Symantec warns of more WMF glitches
Days after Microsoft rushed out a patch for the extremely critical Windows Meta File (WMF) flaw, Cupertino, Calif.-based AV giant Symantec Corp. is warning
"An attacker may leverage these issues to carry out a denial-of-service attack or execute arbitrary code on an affected computer with the privileges of the user viewing a malicious image," Symantec said. "An attacker may gain system privileges if an administrator views the malicious file. Local code execution may also facilitate a complete compromise."
Symantec said the first vulnerability is triggered "when the 'WMFRECORD.Function,PlayMetaFileRecord' value of the WMFRECORD structure is set to 0xff followed by supplying malicious values for 'Parameters.All_PointtStruct_Num' and 'PointtStruct.PointNum.' This causes the 'PointtStruct' structure to trigger an access violation error."
The firm said the second issue is triggered "when a large value such as 0xffff is supplied to the 'cbInput' parameter and a small value is supplied to 'szInData' parameter of the 'ExtEscape' function. This also causes an access violation error."
These problems appear when a user views a malicious WMF-formatted file containing specially crafted data, Symantec added. The vulnerabilities are triggered when a file is parsed, which typically happens when an image is displayed, printed or used as a thumbnail.
Fortunately, Symantec is not aware of any exploits for these issues. The firm recommended the following steps to blunt the flaw's impact:
- Permit local access for trusted individuals only. Where possible, use restricted environments and restricted shells.
- Do not allow untrusted individuals to have local access to computers.
- Deploy network intrusion detection systems to monitor network traffic for malicious activity.
- Do not accept or execute files from untrusted or unknown sources.
- Do not follow links provided by unknown or untrusted sources.
- Disabling client support for HTML e-mail may limit exposure to this attack vector.

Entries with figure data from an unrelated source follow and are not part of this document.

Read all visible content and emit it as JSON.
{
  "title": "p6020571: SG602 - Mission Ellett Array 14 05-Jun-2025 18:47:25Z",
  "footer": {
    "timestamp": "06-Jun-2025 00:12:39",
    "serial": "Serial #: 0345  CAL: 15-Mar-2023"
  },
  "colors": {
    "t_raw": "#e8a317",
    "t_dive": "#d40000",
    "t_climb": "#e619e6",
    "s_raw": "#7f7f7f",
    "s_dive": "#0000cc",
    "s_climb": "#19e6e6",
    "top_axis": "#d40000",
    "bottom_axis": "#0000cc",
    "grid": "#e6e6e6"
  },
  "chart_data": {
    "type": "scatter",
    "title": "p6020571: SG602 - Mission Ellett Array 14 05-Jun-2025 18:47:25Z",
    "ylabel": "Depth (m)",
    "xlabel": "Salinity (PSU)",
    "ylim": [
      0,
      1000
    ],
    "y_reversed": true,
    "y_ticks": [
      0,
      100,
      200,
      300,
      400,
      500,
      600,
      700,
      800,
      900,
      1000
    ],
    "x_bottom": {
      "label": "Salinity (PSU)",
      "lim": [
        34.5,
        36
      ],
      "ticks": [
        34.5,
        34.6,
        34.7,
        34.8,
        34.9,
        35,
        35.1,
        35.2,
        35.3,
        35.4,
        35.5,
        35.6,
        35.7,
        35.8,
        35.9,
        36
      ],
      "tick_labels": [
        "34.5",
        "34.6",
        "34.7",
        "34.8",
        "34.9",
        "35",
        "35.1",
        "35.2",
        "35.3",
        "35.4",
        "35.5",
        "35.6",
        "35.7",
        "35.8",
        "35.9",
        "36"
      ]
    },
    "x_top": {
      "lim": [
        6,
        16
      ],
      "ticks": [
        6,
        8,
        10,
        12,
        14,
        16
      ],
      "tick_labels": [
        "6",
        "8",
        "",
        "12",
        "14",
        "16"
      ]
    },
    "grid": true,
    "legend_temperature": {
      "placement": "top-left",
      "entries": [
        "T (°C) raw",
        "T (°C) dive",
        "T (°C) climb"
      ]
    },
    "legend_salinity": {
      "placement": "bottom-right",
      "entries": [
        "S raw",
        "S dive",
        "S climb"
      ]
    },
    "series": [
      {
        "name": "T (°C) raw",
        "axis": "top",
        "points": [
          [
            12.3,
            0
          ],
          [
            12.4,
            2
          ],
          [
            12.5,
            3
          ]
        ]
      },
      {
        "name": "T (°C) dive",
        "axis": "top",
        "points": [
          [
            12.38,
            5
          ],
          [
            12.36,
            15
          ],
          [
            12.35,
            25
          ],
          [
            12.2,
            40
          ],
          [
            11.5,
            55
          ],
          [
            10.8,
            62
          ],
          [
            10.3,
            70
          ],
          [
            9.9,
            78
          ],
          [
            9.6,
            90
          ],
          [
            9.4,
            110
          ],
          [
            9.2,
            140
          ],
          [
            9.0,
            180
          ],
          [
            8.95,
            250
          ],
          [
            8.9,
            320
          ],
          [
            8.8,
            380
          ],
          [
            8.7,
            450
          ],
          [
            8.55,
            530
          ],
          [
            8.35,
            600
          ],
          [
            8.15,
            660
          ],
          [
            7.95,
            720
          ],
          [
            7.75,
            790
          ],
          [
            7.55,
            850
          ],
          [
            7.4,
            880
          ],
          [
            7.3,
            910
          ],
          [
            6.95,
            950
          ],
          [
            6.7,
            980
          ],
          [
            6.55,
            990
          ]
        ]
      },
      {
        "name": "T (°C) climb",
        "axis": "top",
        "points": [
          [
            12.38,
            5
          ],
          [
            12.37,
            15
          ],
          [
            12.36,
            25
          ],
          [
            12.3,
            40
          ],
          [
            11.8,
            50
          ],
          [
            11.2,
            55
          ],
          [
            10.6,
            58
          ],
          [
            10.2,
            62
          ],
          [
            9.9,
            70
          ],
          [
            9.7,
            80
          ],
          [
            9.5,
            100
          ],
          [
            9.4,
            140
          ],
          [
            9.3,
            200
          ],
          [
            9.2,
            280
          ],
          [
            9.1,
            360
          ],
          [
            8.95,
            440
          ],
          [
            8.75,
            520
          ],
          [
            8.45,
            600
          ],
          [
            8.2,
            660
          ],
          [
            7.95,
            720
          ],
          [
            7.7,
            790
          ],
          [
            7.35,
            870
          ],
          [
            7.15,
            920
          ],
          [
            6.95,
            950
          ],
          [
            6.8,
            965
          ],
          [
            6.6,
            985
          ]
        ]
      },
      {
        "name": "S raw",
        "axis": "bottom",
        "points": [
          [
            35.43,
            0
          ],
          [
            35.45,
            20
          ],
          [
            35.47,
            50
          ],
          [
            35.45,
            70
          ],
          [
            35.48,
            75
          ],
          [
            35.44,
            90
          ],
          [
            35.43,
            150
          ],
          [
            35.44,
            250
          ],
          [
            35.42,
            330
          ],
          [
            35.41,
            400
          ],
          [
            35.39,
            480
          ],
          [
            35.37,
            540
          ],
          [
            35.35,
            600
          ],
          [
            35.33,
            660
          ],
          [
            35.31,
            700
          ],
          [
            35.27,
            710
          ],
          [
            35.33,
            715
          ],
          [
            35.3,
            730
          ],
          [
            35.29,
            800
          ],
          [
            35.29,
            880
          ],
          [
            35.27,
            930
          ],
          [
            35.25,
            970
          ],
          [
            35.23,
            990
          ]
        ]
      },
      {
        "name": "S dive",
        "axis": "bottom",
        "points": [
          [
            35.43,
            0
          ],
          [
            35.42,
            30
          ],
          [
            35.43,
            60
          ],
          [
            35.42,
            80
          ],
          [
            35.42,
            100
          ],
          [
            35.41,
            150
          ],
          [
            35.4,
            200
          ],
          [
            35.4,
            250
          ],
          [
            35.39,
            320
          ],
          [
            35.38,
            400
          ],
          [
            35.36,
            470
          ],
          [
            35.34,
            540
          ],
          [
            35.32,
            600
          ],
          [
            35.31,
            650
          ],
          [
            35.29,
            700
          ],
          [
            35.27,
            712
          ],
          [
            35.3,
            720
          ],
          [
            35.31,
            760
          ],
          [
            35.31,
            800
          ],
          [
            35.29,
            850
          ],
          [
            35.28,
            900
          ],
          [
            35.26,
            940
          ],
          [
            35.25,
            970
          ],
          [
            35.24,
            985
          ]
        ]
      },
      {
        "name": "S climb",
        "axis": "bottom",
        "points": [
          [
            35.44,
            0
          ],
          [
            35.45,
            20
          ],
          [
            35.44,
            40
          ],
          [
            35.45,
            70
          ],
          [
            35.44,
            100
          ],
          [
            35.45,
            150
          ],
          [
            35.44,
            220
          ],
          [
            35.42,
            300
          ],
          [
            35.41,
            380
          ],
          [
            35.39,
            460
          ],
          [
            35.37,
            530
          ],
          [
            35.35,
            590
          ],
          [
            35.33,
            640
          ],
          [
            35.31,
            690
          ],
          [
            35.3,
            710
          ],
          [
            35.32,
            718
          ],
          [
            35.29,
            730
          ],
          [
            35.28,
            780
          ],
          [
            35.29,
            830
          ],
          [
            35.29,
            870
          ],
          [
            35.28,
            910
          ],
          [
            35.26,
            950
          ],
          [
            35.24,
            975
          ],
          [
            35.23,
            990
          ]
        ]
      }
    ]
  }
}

Two accused of bogus spyware claims settle with FTC
Two organizations -- Spyware Assassin and Trustsoft -- that promoted spyware detection products by making bogus claims have agreed to settle Federal Trade Commission (FTC) charges that their claims were deceptive and violated federal law, the FTC said in a statement. "Each operation claimed to detect spyware, even when there was not any, and then sold consumers antispyware software that either did not work or did not work as advertised," the FTC said.
The settlements require that the defendants give up nearly $2 million in "ill-gotten gains" and prohibit deceptive claims. One set of defendants will be barred from selling or marketing any antispyware product or service in the future, the FTC added.
In March 2005 the FTC charged that Spyware Assassin and its affiliates used Web sites, e-mail, banner ads and pop-ups to drive consumers to the Spyware Assassin Web site. Consumers were told the Web site "scanned" consumers' computers at no cost to determine whether they were infected with spyware. The results of the "scans" were positive, often falsely, and the site warned consumers that they had spyware installed on their systems, the commission said in its statement.
In June 2005, the FTC charged an unrelated operation, Trustsoft, with using similar tactics to sell its "SpyKiller" software. The FTC alleged the defendants sent pop-up and e-mail messages informing consumers that their computers had been remotely "scanned" and that spyware had been "detected," even though defendants had not performed any such scans. The defendants urged consumers to access the SpyKiller Web site to get "free scans" for spyware, the FTC statement said.
U.S. district courts ordered a halt to the deceptive practices of both operations, pending trials. The FTC said settlements announced this week end those lawsuits.
Sober explosion fails to materialize
Malicious code-watchers were on edge last week as they waited for an expected attack from the prolific Sober worm family. But so far, cyberspace appears to have dodged a bullet.
The Sober attack was predicted last month by iDefense Security Intelligence Services, a division of Mountain View, Calif.-based VeriSign Inc. At the time, iDefense said it had discovered hard-coded commands within the recent Sober-X variant that were programmed to launch a new wave of Sober assaults Thursday, Jan. 5, 2006. But as of Tuesday, no attack had materialized.
"We've been monitoring the locations of the files that infected machines are now trying to download. So far none of them have activated," Finnish firm F-Secure Corp. said in its daily lab blog.
Many AV firms had already updated their signatures to counter the threat. But iDefense spokesman Jason Greenwood warns that the danger isn't over. Last week, he said, "If nothing happens on Jan. 6, the worm is programmed to stay dormant for 14 days. After 14 days it is programmed to look for a different set of sites. The process will repeat every 14 days."